I would include Rhodesian Ridgebacks here as they are great homestead dogs and fearless hunters.
Their loyalty and guarding prowess are well known. They were used to guard diamond mines in South Africa.
If you know anything about the crime situation in SA, including the vast area’s some of the open cast mine’s cover, you will appreciate the fact even more.
They are very loving and loyal family members. They are on the large side and may require a bit more food than some of the other breeds mentioned.
Similar breeds are Rottweilers, Boerboel, American Bulldog. These are not precision instruments like those mentioned above but can be trained to a high level of obedience. Especially the Rottweiler. In this category, I would opt for the Cane Corso, they are awesome dogs.
Australian Cattle Dog
They are highly intelligent, extremely loyal and make excellent companions. You will need to train them.
They do not pack as hard a punch as the other breeds but make excellent herding dogs. Similar breeds include Collies, Border Collies and Poodles.
I am going to include Labradors here, although they maybe deserve their own category. I am not a fan of Labradors as they become food-obsessed.
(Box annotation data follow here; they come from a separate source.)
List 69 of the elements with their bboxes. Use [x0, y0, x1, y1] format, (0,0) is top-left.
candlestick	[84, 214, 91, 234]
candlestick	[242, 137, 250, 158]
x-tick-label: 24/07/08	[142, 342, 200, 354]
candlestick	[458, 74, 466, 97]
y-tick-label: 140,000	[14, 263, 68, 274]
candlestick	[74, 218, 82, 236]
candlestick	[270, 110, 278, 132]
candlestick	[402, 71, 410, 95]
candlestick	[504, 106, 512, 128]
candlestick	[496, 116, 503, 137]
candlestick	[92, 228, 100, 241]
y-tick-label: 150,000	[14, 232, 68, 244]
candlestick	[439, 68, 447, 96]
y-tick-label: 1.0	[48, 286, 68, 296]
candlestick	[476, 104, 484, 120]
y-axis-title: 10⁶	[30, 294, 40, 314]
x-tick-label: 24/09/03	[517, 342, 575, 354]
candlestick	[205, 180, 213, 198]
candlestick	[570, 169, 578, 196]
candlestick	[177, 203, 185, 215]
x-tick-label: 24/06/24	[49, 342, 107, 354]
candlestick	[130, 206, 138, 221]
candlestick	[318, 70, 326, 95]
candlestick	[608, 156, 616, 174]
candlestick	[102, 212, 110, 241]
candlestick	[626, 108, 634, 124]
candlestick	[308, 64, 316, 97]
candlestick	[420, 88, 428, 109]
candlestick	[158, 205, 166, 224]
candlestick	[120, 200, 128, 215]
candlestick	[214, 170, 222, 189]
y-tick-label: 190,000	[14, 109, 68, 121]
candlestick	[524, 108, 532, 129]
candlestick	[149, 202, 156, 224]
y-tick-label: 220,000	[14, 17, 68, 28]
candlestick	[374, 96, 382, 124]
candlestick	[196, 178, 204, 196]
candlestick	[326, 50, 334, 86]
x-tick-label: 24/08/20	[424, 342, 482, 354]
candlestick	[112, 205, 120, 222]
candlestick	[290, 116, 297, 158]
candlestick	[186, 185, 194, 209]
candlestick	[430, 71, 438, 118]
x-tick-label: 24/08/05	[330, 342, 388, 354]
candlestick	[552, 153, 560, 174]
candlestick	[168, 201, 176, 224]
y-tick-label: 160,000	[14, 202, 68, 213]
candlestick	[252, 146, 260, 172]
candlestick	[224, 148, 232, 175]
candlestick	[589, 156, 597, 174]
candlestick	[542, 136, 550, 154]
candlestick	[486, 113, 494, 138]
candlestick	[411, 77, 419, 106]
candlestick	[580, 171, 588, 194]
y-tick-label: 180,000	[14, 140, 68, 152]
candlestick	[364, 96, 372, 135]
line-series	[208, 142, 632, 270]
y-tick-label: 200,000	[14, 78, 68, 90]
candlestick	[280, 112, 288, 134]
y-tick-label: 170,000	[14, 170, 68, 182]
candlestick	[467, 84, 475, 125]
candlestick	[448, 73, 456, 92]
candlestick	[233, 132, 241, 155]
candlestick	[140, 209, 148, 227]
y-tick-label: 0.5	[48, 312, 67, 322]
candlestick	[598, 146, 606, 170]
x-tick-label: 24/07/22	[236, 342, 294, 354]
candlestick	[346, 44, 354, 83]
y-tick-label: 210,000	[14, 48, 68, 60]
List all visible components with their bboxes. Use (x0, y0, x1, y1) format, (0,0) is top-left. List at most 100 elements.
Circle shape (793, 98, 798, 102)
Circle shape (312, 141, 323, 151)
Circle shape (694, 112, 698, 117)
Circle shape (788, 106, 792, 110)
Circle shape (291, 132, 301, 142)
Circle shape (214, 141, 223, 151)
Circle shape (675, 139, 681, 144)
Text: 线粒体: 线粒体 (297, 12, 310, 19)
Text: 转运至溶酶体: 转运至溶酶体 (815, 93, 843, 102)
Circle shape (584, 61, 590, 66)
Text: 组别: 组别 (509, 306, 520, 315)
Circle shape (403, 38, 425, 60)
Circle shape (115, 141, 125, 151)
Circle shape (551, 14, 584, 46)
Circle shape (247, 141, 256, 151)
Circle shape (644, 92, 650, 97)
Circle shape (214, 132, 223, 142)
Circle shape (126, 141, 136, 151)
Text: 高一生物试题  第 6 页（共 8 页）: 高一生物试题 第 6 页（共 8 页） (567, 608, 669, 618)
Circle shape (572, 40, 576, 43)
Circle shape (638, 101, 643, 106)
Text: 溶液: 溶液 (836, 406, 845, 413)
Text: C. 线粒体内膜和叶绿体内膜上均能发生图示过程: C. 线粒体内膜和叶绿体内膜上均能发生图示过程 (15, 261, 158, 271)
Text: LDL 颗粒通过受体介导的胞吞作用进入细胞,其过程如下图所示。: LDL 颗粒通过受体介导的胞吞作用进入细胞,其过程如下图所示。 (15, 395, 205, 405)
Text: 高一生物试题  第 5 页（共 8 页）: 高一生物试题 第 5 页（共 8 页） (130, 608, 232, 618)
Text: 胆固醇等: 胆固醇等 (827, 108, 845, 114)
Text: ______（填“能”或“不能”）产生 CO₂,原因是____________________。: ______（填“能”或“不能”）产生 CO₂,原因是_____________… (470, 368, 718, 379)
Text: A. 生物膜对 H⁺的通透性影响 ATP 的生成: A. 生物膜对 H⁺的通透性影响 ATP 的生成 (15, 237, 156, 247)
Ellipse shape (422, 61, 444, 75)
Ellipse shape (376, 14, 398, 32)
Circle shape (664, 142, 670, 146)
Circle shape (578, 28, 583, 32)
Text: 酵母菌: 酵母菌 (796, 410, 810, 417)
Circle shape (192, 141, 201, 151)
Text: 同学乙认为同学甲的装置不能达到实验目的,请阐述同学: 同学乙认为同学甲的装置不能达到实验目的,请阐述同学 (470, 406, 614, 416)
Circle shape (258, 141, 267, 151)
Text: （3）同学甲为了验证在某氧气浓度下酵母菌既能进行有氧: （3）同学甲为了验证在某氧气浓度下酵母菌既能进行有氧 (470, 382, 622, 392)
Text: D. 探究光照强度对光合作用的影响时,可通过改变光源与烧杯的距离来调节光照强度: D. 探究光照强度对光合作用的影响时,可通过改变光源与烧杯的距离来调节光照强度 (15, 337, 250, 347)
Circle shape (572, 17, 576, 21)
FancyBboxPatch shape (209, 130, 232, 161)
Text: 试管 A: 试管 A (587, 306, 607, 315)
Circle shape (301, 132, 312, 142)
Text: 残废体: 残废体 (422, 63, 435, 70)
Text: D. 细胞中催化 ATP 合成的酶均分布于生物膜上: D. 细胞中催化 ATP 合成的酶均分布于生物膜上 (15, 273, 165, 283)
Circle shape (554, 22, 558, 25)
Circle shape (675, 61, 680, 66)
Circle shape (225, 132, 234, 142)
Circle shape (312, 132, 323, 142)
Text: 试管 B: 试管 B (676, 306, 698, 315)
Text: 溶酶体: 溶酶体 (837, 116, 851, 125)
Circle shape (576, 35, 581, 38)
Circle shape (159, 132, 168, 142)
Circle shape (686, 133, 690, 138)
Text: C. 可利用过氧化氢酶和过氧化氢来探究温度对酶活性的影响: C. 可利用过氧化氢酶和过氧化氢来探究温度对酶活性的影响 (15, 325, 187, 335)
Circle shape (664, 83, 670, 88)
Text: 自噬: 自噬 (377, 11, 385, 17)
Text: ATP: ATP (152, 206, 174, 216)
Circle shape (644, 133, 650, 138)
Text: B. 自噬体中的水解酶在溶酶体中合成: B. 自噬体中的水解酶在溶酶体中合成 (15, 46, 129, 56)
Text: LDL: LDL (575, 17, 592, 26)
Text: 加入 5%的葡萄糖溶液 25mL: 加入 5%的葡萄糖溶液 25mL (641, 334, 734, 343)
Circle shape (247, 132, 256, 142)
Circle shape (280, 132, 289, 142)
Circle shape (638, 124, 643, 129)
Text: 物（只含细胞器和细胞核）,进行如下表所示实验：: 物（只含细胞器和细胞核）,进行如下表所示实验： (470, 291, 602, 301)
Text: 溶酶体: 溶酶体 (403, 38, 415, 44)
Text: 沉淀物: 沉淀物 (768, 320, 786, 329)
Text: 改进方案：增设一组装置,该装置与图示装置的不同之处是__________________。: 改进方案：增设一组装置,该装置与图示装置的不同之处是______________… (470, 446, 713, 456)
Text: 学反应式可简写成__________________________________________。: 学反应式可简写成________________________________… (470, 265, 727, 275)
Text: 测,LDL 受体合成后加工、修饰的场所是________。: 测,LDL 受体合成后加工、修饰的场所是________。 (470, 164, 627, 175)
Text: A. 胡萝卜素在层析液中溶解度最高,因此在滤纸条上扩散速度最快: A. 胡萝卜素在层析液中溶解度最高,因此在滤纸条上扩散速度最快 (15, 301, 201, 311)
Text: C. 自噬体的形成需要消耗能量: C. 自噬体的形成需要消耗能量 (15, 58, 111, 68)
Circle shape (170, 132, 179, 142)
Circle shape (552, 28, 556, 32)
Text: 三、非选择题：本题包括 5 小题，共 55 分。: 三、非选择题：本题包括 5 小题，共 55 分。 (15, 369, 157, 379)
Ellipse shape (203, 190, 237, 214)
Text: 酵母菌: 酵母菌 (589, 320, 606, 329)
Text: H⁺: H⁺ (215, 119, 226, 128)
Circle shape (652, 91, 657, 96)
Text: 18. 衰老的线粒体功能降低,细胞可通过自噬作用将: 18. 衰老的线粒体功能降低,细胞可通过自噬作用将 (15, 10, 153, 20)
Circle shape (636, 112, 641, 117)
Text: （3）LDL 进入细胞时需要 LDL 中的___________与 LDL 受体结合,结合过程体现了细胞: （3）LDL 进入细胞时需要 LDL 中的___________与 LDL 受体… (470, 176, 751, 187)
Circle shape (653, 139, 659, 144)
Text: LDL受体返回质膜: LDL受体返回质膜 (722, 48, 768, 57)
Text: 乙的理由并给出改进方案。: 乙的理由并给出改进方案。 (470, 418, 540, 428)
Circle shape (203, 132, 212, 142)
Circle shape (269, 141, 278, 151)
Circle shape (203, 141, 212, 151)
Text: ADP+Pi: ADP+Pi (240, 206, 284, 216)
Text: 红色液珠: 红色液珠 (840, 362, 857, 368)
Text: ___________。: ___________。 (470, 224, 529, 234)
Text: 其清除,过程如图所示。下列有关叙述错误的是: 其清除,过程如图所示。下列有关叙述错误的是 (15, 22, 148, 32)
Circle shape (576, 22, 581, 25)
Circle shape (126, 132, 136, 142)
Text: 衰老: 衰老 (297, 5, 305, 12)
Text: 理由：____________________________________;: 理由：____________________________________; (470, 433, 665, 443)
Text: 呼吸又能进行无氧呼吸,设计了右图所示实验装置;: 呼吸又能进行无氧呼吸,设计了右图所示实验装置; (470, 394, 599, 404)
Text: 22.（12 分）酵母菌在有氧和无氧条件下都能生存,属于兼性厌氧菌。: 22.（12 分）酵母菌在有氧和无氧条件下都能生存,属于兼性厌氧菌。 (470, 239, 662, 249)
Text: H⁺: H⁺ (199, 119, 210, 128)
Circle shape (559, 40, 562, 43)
Go and read on this, it’s genetic and can become unpleasant around mealtime.
All sled dogs are highly suited as SHTF dogs. They have been selected for generations to run all day, guard the camp, and assist with hunting, taking down large animals.
They are not well suited to hot climates, so don’t keep one if you live in a hot and humid climate.
Similar breeds include Alaskan Malmute’s, Finish Spitz and quite a few others.
Small lapdogs like miniature poodles and small terriers and Chihuahuas could be good to have for pest control and as noisemakers.
Their smaller stature has them feeling vulnerable, and as such, they are very alert. This could be to your advantage.
But they also tend to bark at everything, so you could up at all hours, for no good reason at all. They eat very little.
Man’s Best Friend
There you have it, folks. I would set up my team in the following way. My dream scenario would be having a pack of Cane Corse for heavy-duty homestead defence. Every child would have an Australian Cattle Dog following them around.
I would have a Belgian Malinois sleeping next to my bed, and that would be the dog I take ranging, scouting and hunting.
Everybody’s selection would and should differ. Dogs need to fit your temperament and that of your family. Happy training!